Ball returned from his travels determined to fix City Hall. These days,
Ball runs the campaign out of his Northwest Portland home, and has gathered
40,000 signatures for his ballot measure, which will be on the ballot
this May.
What Robert Ball and the Good Government Initiative hope to achieve is
to make the mayor a stronger executive and get the commissioners out of
the business of running the city’s bureaus. The initiative would
do this by creating nine council members instead of four, with seven representing
district neighborhoods and two serving the city from At-Large Districts.
The mayor would not be a member of the council but would have a veto.

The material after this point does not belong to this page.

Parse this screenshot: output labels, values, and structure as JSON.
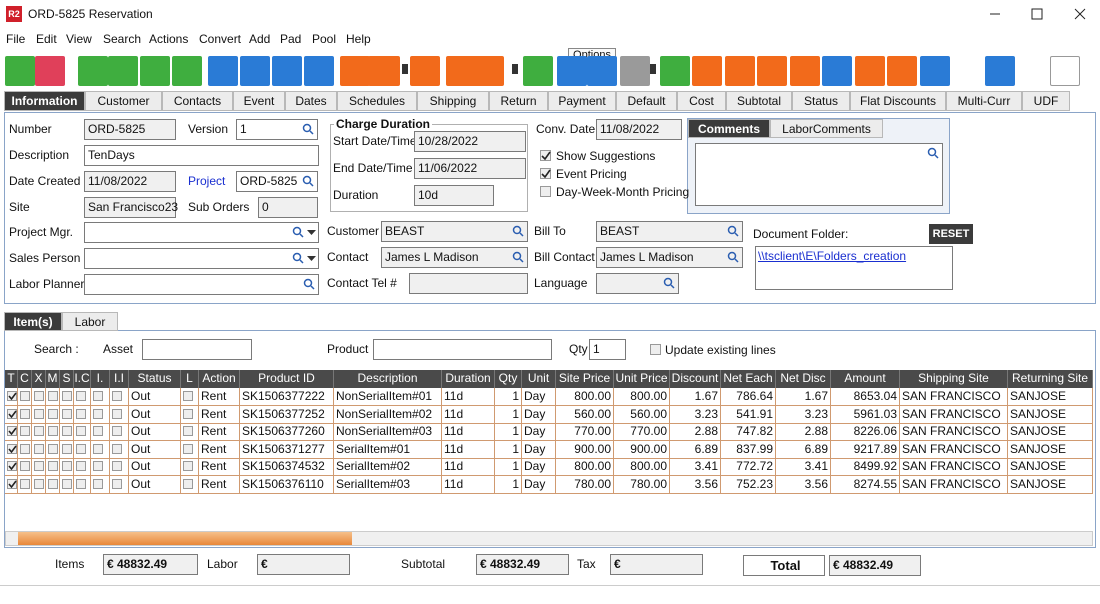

Professionals, not campaign managers, says Ball, would then be hired to
run the bureaus.
Peter Mark thinks it’s a wonderful idea. “If you attract the
best people to government, and pay them well, government will work. Look
what John Buchanan has done for the Art Museum. A strong mayor is essential
for Portland.”
Mayor Katz, now in her tenth year, is in favor of the Good Government
Initiative. Most of the council members, with the exception of Hales,
are neutral. Says the Mayor about the change, “I always felt our
form of government is dysfunctional and I’ve wanted to change it,
but I never wanted it to seem self-serving. This is something I would
have probably done in my last year.”
Most recently, Katz tried to step in and bail out Robert Ball’s
initiative when the Portland city attorney Jeff Rogers found what the
Mayor describes as “a major flaw in the initiative.” The Mayor’s
amended version was voted down 4-1 in late February. The Mayor believes
that offering the amended version would have been a courtesy to the 40,000
citizens who signed Ball’s petition. Ball’s mistakes also
partially and inadvertently prove the mayor’s point that “people
just don’t know how complicated city government is.” Lately
Ball, the political neophyte, has been bristling at members of
the city council who are quietly working against his measure and questioning
his
“good government” motives.
“DO
YOU FEEL LUCKY?”
If you’re planning on doing business in the Portland area in the
next decade you’ve got to ask yourself one question: Do you feel
lucky?
Will the future Portland economy resemble more the contractionist, planning-driven,
utopian world of Vera Katz? Or will it resemble the global, expansionist
vision of Tim Boyle?
Nothing focuses the publics attention on issues so much as an 8.1 percent
unemployment figure. In Sports Illustrated’s article on the Blazers
the author wrote, “...populist Portland...feels more like a large
village than
a small city.”
No, says one Portlander, we’re really a big city with small town
politics.
Today, small town politics isn’t working for Portland. It doesn’t
work because the days of Ira Keller and Glenn Jackson picking good leaders
are long gone. Also gone maybe the days of influential business leaders
working, cooperating, (sometimes collaborating?) with the mayor. The loss
of Columbia Sportswear from downtown Portland has been described as breakdown
in common sense and reason. It was.
Do you feel lucky? For now the answer for many business owners is no,
but in the next year Oregonians face some choices about opening up Oregon’s
political process, be it the Good Government Initiative, the merger of
APP and the Portland Chamber of Commerce, or the upcoming gubernatorial
election. Choose well and Oregon may lag only slightly behind the nation’s
economy. Choose poorly and Oregon could lag way, way behind the nation
and see unemployment numbers almost as high as the early 1980s. The most
damning conclusion of all will be that we did it to ourselves.